Through weeks of high tension on the Korean Peninsula, a clearer picture is beginning to emerge of North Korea’s young dictator, whom top US military officials describe as “very different” from his father.
Those differences are in turn driving the Pentagon to brace for a “heightened state of readiness” – a period of tension that may last for some time, according to the nation’s top military officer.
“We’re not into cyclical provocations any longer – we’re in a period of prolonged provocation,” says Chairman of the Joint Chiefs of Staff Gen. Martin Dempsey.
In Beijing this week, Dempsey is expected to press his Chinese counterparts to more robustly encourage North Korean leader Kim Jong-un to ratchet down his threats and think carefully about his next steps.
“China’s got some clear interest in stability on their southern flank,” Dempsey says. “We have to have that conversation, and I’m looking forward to it.”
Pyongyang has signaled in recent days that it may be willing to come to the negotiating table if the US military, say, gives up annual joint military exercises with South Korea, among other conditions.
That will not be happening, Dempsey said on the heels of a meeting with Gen. James Thurman, commander of US forces in South Korea. It was a meeting originally slated to take place in Washington earlier this month but was delayed so that Thurman could stay on the peninsula in an effort to calm tensions in the region.
“It’s our intention to continue” to do the exercises, Dempsey says, “the idea being that our sustained presence here is assuring to our allies.”
How US policy will in turn drive Mr.
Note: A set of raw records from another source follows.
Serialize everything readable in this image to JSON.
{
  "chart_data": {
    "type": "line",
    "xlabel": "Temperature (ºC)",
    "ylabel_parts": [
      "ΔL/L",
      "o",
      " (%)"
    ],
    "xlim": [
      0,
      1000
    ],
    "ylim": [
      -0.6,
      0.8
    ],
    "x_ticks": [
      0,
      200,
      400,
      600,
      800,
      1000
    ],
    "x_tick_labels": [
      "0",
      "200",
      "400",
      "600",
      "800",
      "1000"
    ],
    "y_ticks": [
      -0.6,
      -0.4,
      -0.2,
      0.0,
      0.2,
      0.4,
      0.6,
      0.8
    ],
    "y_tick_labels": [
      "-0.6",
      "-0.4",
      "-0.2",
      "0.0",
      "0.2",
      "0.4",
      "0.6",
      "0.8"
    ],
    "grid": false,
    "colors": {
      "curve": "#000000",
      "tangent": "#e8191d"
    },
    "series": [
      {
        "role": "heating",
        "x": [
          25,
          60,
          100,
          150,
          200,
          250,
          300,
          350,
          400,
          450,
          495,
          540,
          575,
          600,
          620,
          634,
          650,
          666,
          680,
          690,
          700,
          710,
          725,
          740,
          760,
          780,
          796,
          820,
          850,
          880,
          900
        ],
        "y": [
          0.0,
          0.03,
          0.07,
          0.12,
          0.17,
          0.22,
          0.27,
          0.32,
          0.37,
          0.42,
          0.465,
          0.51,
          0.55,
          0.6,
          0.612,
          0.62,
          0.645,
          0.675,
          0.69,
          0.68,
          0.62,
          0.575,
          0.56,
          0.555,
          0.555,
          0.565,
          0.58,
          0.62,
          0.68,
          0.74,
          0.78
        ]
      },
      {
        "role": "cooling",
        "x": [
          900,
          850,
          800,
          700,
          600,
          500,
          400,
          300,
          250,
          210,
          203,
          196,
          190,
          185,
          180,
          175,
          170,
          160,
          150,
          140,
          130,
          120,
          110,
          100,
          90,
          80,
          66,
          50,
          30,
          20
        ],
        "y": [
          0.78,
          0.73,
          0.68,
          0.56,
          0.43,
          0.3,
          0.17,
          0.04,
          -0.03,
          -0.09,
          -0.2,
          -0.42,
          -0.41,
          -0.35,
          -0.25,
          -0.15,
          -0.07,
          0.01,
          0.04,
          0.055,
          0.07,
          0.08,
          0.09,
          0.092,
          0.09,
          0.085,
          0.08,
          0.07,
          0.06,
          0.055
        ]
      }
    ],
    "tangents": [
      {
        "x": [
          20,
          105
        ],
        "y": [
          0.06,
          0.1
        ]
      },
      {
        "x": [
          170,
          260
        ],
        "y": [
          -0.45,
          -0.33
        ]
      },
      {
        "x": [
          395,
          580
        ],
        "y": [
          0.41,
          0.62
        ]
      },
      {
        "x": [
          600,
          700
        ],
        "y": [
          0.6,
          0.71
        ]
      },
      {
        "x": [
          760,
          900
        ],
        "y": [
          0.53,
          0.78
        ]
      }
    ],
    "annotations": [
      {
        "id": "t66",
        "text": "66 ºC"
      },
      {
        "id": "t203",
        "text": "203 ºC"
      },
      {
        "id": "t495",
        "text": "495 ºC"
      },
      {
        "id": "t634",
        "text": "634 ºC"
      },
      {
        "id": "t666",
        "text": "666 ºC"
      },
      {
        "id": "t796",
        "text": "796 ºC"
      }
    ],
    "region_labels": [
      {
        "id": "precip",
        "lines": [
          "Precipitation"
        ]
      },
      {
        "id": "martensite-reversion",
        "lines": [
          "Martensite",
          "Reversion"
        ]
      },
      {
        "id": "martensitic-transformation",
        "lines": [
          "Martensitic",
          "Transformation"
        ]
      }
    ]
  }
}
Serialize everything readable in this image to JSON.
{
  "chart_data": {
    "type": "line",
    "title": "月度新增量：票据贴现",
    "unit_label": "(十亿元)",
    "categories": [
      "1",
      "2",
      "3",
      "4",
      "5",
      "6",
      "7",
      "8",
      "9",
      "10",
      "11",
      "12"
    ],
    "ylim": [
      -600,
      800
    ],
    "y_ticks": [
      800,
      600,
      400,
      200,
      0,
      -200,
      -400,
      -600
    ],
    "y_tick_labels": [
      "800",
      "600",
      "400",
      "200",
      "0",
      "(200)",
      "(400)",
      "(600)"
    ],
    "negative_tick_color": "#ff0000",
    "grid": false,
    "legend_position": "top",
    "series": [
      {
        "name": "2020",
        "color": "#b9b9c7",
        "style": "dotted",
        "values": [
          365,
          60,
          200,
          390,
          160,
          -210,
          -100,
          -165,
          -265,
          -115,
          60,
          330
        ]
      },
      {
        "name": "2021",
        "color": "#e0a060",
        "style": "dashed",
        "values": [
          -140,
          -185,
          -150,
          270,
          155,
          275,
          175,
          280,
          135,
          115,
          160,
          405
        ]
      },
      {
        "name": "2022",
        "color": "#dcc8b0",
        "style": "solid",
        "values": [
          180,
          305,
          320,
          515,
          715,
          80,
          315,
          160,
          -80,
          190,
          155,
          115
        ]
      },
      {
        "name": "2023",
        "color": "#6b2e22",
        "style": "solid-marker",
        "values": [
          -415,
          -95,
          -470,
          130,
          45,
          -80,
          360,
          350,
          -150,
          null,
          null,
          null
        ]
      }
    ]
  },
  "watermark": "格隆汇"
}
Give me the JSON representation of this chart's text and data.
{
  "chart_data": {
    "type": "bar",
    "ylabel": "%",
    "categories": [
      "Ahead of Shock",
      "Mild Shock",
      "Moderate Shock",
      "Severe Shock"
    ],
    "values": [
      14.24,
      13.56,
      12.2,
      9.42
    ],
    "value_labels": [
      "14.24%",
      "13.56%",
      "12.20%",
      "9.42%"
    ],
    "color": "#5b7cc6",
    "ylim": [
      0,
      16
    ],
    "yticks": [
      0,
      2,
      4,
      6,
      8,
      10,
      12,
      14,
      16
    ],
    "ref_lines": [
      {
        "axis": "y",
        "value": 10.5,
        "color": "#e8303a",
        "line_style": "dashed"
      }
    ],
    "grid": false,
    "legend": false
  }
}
Kim’s actions remains tough to predict, officials acknowledge.
“We have a picture of a leader who is very different from both his father and his grandfather,” Dempsey says. “He is, I think, less predictable.”
This apparent fact has, in turn, spurred senior US officials to endeavor to ratchet down rhetoric in the region. “Everyone I talk to on our side is eager for us to avoid war,” Dempsey says.
That said, he adds, “It won’t surprise you to know that from our military perspective, the best way to avoid war is to prepare for it.”
Last week came suggestions in the form of a New York Times op-ed by University of Texas professor of history Jeremi Suri that such preparation might include drawing up plans for a preemptive strike on North Korean missile sites.
These calls came on the heels of a Defense Intelligence Agency (DIA) report that North Korea has nuclear weapons capable of delivery by ballistic missiles.
Such intelligence “is useful,” Dempsey says, while pointing out that there remain differences of opinion on the matter within the intelligence community.
The DIA report “assesses with moderate confidence” that the North has miniaturized nuclear weapons, but it also predicts that their “reliability will be low.”
Even as Kim whips his country into wartime footing, however, Dempsey says that he is not currently considering preemptive strikes on North Korea to destroy any missiles.
“There’s no end to the advice I get from the military experts,” he says. “But that’s not a piece of advice I’m taking to heart at this time.”